HOLY SMOKES! It’s nearly been a year since I last posted. If that doesn’t give some indication as to this past and even current season of life, I’m not sure what does. I’ve sat down and even typed out blog posts several times, yet just couldn’t bring myself to finish. I couldn’t bring myself to be real about where I was. If I’m honest, I don’t even think I knew where I was. You ever been there? So disoriented that not only do you not know where you are, but you also don’t know how you are? The best I could muster is a spiritual groan from the depth of my being. One longing for connection and freedom and yet so overstimulated, overwhelmed and under-watered that it just couldn't possibly manage.
This past eight months have been full of excitement, changes, disappointments, adjustments, loss, and opportunity. I moved unto campus of my university I attend, joined a small group and made great friends. I learned how to live with two other new people and started tackling some of the deep seeded lies embedded in my very core. Just after my 25th birthday, my work life had gotten shaken to the core, I got rejected for a position at school, my car broke down and I lost close friends all within a day or two of each other. Naturally, I focused on something I could control. I started working on getting in shape, losing weight and building my strength back. Somewhere along the way I lost myself, or maybe I just realized that I had never really found her in the first place? Either way, my priorities and insecurities started to shift to the physical. Eyes only side glancing at Jesus when I “had time”, or when I just flat out couldn’t do it myself. That continued until a couple of days ago. I had a wakeup call, a meltdown, a crying so hard in the car experience that I had to pull the car over for the safety of everyone. My dad had two major surgeries last week, and while visiting him in the hospital, he had a serious medical emergency in which we got kicked out of the room and were replaced by a room full of medical personnel. Later when he stabilized, I had to leave to do something at my house and on that drive the stress, anxiety, pain, frustration and fear that had been at bay, causing numbness for months, had loudly burst forth.
Something had to change.
1 Peter 1: 5-7 “You are being guarded by God’s power through faith for a salvation that is ready to be revealed in the last time. You rejoice in this, even though for a short time, if necessary, you suffer grief in various trials so that the proven character of your faith – more valuable than gold which, though perishable is refined by fire – may result in praise, glory and honor at the revelation of Jesus."
My priorities were off. I focused on being perfect and fixing instead of receiving, instead of trusting. And because of that, I ran myself into the ground and allowed my soul to be starved and my very spirit to be strangled. This perfectionism choked out the joy of creativity and being made in the image of the Great Creator. This fear of not being good enough, of disappointment and of vulnerability froze me in my tracks of seeking out community and of self-expression. I slowly self -isolated and lived on a small lonely island of my own making.

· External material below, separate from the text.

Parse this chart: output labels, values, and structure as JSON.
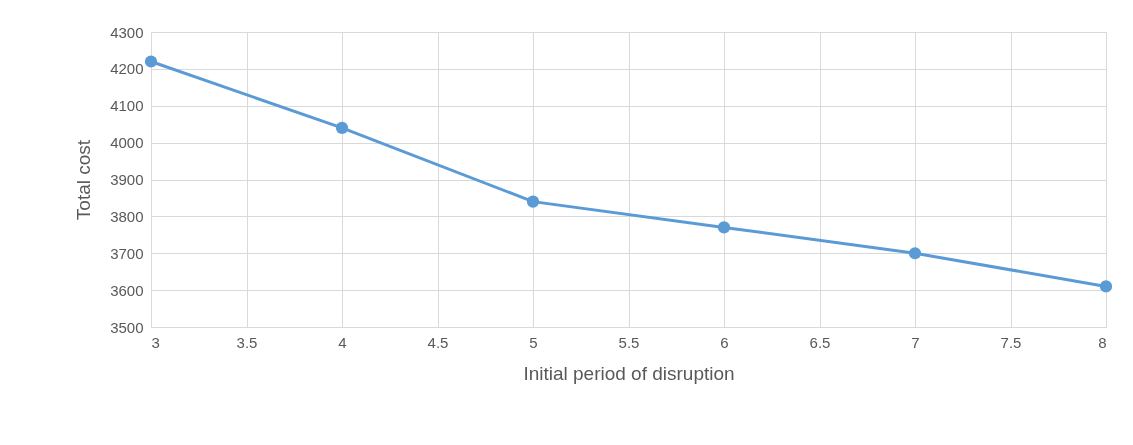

BUT... What would it look like and be like to live a life that valued my faith more than gold or other worldly measures? To prioritize the eternal instead of the already fading away. To accept the grace and love of a promised revelation and secure salvation. To just enjoy the journey of the path so intimately prepared for me instead of trying to cut away my own path. To stop throwing punches and resisting the gentle arms that see my hurt and so desperately want to hold me? Could this be the change I so desperately need?
Friend, I believe that answer is yes.
The invitation to walk in this freedom of eternity living is extended to you as well.
Prayer: Lord, would you help us to reorient our lives so that our lives reflect the true value of our faith, worth more than earthly treasures. Lord, we fix our eyes on you and trust you to have your way in our lives. Oh, Great Lover of our souls, show and allow us to experience the depth of our connection to you and the love that you have for us. Help us to live our daily lives with eternity mindsets, priorities and perspective. In your name Jesus we pray, amen.